Does Mile Jedinak get enough appreciation from Crystal Palace fans?

Written by Patrick Stevens

Has there ever been a player to so divide opinions? From the moment he arrived he was loved and loathed in equal measure. Some focused on his strength and dominance in midfield, while others pointed to his passing (or lack of it).

And that remains the case today.

It is true his passing is not the best, he makes mistakes, and sometimes fouls far too obviously - including in the penalty area. But, for me, all of this misses the point. And that is that Mile Jedinak is a leader beyond compare, on and off the pitch, who gives everything, every second of every game and is a major reason this is the best six years ever.

Do we love him enough? Of course not. Because however much we love him, it could never be enough.

Let's look at the basic facts. He has been a key player at the heart of our midfield during the rise and rise of our club. From the lower reaches of the Championship, to the play off victory, survival then a top half premier league finish. And now the FA Cup Final: Jedi has led the way.

Captain for most of this, he epitomised all that has made us great. From unknown to a cult figure? Remember 'Every Palace needs a knight - Ours is a Jedi!'. Remember how he did his ankle early in the play-off final at Wembley and yet won every header, every tackle and played as if he would allow only one outcome?

'Well he won't be able to do it in the Premier League' they said. Not only was he one of the most consistent players in two seasons we confounded all the critics, his stats put him alongside some of the best players in Europe. The man was rightly recognised as a colossus.

When Pulis built a team capable of going toe to toe with anyone, who did he make leader? And who did he try to sign for his next team? When asked, Pulis always says that before he took the job he asked what type of players he would inherit and was told they were special. They were. And he is always clear: Jedi was foremost amongst them and crucial to all we achieved. When Pards came in he too kept Jedi as his leader.

And it doesn't stop there; in this time he has become the most capped Palace player ever and captained Australia to their first ever cup success; once again leading with a typical determination, resolve and heart. In the final, after his team suffered the agony of a last minute equaliser, and clearly exhausted and badly injured, he stepped up another level and forced an Aussie win. And don't forget; he did that despite an injury that would keep him out for weeks. But that's Jedi: He would die on the pitch for his team and the fans.

And so to this year. I am constantly amazed at the regular stream of 'he's past it', 'he can't do it at this level'; all ignoring that, like any player he needs a run of games before being judged and missing the point that without him we started going down the league for the first time.

And is it any coincidence that our return to form coincides with his return to the team? Of course not! Is it a surprise that most had him as MoM in the must win Norwich game (after he threw his body in front of everything) and that he was MoM in the semi final?
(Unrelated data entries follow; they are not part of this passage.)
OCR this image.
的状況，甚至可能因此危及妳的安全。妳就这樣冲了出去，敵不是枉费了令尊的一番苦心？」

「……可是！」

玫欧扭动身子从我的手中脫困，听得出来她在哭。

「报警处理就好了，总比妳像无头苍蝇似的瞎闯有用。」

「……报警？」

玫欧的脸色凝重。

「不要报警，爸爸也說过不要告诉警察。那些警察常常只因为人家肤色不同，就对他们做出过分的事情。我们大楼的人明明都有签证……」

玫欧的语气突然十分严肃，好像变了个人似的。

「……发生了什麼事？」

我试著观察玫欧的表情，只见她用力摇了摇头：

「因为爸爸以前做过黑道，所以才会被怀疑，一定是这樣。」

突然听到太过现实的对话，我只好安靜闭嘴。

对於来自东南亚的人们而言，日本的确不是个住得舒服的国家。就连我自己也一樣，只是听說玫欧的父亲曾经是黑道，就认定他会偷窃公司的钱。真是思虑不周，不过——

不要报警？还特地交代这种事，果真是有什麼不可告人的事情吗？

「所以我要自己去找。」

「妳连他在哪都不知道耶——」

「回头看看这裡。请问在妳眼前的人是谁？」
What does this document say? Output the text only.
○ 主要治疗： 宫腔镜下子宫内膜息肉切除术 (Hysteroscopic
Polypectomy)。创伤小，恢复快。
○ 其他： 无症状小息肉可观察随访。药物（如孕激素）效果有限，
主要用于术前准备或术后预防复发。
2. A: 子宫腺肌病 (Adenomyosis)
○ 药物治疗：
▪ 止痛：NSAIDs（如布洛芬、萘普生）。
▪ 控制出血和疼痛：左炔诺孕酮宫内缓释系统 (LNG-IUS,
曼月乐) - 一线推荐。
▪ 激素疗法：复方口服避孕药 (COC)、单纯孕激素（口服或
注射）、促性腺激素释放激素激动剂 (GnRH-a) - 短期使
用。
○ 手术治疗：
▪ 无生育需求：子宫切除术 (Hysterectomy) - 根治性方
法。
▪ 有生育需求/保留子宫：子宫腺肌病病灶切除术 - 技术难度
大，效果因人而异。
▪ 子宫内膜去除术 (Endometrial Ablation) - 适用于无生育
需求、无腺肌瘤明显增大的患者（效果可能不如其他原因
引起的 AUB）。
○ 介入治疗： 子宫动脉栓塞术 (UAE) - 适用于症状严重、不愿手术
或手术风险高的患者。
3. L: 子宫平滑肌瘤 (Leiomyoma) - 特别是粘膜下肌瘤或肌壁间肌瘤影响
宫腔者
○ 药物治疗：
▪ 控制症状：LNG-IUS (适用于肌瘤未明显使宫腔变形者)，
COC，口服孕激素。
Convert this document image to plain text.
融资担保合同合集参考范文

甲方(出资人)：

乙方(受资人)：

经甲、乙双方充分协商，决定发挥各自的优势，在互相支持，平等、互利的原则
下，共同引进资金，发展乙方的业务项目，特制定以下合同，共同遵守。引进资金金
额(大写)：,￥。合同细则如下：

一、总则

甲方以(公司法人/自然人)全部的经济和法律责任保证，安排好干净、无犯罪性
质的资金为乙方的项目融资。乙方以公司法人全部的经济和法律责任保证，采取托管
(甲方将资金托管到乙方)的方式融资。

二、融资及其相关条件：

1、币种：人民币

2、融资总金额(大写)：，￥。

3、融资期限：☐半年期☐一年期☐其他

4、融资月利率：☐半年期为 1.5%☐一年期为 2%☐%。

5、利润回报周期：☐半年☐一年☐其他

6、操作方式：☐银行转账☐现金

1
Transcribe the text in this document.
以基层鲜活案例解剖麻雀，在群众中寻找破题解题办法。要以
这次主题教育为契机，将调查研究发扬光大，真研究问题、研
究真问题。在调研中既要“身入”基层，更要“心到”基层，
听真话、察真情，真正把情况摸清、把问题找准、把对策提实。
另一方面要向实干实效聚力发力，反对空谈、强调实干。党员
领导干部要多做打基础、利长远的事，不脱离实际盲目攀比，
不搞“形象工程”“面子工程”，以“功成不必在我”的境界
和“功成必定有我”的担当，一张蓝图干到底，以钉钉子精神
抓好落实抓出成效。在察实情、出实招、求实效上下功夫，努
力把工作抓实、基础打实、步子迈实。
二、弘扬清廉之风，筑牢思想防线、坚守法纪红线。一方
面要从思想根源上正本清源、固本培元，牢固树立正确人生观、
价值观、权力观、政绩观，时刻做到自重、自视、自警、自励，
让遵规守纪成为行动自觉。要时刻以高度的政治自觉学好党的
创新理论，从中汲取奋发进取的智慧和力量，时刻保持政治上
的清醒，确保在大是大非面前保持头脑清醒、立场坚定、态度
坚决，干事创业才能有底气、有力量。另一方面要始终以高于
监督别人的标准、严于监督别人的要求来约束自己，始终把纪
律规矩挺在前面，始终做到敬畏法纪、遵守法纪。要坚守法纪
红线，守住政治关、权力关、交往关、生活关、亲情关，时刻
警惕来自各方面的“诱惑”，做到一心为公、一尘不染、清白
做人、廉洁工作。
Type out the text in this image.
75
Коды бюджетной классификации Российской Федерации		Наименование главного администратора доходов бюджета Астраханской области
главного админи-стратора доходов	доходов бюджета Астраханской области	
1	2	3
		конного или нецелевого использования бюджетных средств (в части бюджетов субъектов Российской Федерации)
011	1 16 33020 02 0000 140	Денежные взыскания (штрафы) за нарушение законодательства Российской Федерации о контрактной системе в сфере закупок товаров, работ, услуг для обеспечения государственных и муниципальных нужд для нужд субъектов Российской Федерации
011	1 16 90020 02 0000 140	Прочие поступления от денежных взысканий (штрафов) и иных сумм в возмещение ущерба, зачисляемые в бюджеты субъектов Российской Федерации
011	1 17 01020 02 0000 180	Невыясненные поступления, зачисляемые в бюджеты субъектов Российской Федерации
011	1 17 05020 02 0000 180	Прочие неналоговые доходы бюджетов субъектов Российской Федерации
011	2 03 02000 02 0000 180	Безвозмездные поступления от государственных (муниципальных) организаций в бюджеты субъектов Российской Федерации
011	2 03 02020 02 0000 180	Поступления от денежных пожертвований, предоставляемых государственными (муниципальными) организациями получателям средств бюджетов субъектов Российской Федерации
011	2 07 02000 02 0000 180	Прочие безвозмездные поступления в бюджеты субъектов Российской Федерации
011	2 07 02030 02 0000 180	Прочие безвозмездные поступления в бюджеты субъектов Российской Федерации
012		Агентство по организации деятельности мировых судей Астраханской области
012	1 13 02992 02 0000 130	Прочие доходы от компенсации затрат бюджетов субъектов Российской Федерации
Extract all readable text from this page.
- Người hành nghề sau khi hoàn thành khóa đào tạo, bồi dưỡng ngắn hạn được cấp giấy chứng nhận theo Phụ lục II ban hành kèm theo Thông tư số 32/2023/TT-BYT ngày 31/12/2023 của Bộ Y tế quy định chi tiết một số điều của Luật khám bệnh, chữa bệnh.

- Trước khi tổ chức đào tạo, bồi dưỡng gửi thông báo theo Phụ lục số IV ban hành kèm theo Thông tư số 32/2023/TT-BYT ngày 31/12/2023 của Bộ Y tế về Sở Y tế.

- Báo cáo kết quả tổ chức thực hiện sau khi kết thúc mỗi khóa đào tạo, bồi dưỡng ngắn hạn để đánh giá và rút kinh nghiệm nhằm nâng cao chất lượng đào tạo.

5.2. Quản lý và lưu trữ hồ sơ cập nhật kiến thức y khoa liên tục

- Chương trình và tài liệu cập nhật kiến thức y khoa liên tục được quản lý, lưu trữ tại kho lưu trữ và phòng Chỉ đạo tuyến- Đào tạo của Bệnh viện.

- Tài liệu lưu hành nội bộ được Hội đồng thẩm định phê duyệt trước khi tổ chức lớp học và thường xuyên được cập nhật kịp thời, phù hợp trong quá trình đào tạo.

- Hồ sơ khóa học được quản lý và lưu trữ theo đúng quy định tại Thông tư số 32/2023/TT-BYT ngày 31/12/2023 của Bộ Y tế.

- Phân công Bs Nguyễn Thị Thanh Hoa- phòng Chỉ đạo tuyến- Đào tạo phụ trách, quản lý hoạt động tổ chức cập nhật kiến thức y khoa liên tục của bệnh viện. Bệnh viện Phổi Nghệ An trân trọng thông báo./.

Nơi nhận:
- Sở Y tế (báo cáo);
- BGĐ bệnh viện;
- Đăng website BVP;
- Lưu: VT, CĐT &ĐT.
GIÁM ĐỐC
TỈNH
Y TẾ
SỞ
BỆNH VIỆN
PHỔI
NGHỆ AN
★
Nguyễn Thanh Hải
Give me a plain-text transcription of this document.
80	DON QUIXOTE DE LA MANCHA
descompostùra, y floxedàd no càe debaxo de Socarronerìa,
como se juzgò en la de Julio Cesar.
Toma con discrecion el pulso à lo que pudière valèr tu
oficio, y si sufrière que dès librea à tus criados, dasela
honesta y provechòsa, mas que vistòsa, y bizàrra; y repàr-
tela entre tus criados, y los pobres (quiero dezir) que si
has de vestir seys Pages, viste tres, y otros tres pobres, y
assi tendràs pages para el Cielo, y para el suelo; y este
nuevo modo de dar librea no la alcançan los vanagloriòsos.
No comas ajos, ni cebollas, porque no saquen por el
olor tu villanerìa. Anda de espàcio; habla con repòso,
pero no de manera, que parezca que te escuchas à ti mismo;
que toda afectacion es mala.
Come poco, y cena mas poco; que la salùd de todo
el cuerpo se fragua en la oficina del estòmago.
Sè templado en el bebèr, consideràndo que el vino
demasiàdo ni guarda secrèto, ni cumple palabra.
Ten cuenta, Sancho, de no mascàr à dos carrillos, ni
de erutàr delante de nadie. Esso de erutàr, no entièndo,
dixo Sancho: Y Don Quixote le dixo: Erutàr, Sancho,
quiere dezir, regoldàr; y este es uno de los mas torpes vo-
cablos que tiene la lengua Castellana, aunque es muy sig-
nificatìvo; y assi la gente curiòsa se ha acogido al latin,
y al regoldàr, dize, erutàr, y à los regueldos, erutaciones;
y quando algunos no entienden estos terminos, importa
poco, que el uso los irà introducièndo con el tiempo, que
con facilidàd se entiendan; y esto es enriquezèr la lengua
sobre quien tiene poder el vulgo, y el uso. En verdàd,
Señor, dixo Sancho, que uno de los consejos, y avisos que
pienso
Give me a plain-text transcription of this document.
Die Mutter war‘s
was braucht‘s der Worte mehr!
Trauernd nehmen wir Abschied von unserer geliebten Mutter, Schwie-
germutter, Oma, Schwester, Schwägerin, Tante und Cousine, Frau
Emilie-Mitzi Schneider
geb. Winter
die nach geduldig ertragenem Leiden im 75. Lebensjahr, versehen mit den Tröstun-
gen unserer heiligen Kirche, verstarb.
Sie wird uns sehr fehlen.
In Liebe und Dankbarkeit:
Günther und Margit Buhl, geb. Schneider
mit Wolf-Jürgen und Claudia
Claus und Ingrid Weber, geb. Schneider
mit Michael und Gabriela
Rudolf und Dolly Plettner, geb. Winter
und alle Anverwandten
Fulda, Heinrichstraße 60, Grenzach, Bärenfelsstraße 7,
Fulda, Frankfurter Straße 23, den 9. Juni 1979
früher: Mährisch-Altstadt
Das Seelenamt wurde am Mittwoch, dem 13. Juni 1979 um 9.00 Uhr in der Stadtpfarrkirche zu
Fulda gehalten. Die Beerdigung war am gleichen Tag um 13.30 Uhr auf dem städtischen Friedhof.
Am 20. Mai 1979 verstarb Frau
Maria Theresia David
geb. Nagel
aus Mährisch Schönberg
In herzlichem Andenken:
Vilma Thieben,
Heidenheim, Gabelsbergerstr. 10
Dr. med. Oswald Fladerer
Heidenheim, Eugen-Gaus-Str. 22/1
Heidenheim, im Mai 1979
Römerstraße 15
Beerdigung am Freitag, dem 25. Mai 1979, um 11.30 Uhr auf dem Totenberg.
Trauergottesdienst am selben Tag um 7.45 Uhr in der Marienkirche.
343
Another classic Jedi performance. 'They shall not pass': Watford would have had to have shot him to get to that final.

The non believers, with their predictable 'we need a CB CM and CF' (and Who doesn't btw?) should hang their heads in shame as Jedi shed blood sweat and tears for us.

And win, lose or draw who is the only player to walk round the pitch and to the corner and truly thank the fans? Every game. It is our captain; Mile Jedinak. The least we can do is treat him with the same respect.

Like one of our other greatest leaders at Palace - Geoff Thomas - Jedi is an inspiration and a leader of men. We are a different team on and off the pitch with him, and we discard him at our peril. They say 'you don't know what you've got till it's gone'; but I do. We have one of the greatest players to have pulled on a Palace shirt: Mile Jedinak.

Not your modern financial mercenary, but an old school footballer. Not the most talented, but heart, soul and a real edge, that makes us soar. Much like Palace itself.

And I, for one, hope he's still playing at the heart of our midfield when he's seventy-eight.